My assessment from three months ago still stands: China’s leaders may be preparing for a major confrontation with the U.S. in the fullness of time, but they are not ready for it now. China has been very successful in gaming global trade flows, and she is harnessing her resources for the possible showdown some time later this century. Beijing knows it is too early to up the ante, however. It is my prediction that Xi will work hard to devise a compromise formula which does not look like surrender, and that Trump the consummate negotiator will help him along.
When it comes to America’s standing in the world, in the long term China is far more perilous to the maintenance of pax Americana than Russia has ever been. President Trump’s critics fail to see this big picture. The alleged cost of tariffs to the American consumer, even if calculated correctly, has to be viewed against the incalculable cost of allowing China to continue her meteoric rise unchecked. To use a military metaphor, the global context of U.S.-Chinese relations reduces the issue of tariffs to the level of operations.
At the higher level of strategy, China is the only challenger capable of undermining America’s global position–and Beijing is openly intent on altering the global balance in its favor. While it is self-defeating for the United States to seek open-ended full-spectrum dominance, it is both prudent and possible to check China’s potential bid for hegemony by non-violent means. It is certainly preferable to a belated and potentially destabilizing attempt to do so at a later stage.
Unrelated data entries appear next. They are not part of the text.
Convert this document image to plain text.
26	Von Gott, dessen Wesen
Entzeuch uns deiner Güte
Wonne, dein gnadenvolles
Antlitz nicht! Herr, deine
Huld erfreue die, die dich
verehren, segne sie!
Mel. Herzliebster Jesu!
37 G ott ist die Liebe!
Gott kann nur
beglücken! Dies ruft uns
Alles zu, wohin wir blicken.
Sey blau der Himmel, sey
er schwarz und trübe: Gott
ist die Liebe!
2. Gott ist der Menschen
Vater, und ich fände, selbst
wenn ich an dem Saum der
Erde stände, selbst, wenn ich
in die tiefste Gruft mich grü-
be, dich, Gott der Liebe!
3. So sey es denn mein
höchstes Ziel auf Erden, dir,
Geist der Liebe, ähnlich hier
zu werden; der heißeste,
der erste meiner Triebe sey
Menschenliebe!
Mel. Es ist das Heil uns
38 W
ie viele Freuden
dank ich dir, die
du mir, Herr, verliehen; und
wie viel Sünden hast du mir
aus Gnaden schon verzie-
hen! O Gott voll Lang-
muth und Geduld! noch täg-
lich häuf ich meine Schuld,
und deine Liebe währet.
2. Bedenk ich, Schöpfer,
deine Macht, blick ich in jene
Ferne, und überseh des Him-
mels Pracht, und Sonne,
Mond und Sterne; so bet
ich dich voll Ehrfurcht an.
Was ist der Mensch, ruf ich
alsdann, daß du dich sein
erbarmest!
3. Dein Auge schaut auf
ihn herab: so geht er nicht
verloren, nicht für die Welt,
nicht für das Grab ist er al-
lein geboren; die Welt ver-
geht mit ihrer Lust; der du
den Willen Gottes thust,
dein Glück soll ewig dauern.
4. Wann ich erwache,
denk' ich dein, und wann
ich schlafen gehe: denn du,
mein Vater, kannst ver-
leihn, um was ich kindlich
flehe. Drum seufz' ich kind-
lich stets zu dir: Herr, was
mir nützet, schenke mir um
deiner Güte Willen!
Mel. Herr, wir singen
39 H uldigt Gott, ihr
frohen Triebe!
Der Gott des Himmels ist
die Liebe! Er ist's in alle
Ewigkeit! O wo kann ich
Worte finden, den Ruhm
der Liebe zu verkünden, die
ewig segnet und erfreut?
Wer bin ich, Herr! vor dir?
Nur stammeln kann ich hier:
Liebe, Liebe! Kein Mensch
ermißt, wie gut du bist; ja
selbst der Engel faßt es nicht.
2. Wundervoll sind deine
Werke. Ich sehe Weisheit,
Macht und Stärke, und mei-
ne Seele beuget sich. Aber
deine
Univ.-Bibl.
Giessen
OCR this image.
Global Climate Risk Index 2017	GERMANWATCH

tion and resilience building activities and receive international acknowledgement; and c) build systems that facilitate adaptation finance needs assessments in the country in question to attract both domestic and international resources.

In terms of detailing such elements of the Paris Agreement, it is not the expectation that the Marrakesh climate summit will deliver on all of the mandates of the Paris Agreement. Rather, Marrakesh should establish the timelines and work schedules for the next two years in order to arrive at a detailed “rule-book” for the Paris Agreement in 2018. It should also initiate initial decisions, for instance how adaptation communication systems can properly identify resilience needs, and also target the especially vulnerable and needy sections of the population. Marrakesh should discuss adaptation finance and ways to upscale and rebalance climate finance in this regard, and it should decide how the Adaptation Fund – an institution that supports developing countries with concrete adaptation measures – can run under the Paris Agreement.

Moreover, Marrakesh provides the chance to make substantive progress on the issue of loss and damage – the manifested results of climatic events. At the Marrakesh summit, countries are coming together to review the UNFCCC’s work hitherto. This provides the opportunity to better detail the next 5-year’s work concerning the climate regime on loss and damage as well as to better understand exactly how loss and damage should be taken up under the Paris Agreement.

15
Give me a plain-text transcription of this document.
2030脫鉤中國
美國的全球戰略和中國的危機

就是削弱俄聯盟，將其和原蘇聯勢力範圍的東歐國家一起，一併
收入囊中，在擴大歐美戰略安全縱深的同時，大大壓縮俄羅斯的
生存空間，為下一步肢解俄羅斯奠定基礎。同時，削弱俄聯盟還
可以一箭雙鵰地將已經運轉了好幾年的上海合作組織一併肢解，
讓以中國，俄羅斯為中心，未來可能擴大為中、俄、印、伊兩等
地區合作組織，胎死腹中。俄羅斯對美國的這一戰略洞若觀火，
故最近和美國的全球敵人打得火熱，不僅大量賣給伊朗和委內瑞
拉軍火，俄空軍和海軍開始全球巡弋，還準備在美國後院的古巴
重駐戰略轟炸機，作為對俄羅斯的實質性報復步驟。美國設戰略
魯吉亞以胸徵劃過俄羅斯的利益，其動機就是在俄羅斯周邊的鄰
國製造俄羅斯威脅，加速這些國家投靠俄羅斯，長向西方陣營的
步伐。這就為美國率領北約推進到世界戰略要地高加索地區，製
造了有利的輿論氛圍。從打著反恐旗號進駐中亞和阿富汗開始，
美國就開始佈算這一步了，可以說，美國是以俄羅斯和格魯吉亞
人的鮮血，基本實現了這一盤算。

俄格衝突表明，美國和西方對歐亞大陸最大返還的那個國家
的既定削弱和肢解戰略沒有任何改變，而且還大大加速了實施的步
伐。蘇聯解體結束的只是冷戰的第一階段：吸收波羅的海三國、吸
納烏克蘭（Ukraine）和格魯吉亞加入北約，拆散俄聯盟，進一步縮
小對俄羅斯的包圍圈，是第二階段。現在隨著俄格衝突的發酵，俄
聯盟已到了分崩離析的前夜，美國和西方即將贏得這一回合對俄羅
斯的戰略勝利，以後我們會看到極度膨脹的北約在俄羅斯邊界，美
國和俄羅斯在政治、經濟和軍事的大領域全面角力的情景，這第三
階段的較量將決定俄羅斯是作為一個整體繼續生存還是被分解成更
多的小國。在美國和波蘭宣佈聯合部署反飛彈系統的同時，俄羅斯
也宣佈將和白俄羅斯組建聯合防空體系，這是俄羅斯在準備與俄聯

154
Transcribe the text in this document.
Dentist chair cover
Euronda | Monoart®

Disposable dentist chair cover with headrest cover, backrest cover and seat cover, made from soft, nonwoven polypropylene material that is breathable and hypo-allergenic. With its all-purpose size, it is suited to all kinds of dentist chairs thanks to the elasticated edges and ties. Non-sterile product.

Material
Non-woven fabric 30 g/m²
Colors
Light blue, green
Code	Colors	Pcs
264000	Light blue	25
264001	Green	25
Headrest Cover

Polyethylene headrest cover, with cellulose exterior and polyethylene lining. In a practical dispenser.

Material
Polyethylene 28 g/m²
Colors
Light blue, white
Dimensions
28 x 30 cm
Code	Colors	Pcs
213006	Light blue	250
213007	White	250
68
Correcting trade imbalances is a time-tested device in the foreign policy-making process. It had been used routinely, and often effectively, many years before the term “international community” was even invented. Beijing has enjoyed an unnatural (never mind “unfair”) advantage for decades, primarily thanks to the dogma of “free trade” which is inherently inimical to any notion of America as a real nation and a living community.
The elite class, whose scribes now warn us of the dire consequences of Trump’s tariffs, is steeped in the ideology of globalist Gleichschaltung. Accordingly it has presided over the devastation of U.S. manufacturing base, which has gone hand-in-hand with the demographic consequences of its open borders dogma. The cost to this country’s social fabric–and to America’s national security properly understood–has been incalculable.
Whose flag flies over some man-made islands in the South China Sea–or even above the Presidential Office Building in Taipei–is not an issue worth the bones of a single Peorian GI. On the other hand, who makes the bulk of products Americans need every day is ultimately inseparable from the question whose children will inherit their country. This is an issue worth fighting for. Donald Trump seems to intuit that much. His approach to this problem may seem erratic and heavy-handed at times, but it is preferable to any viable alternative.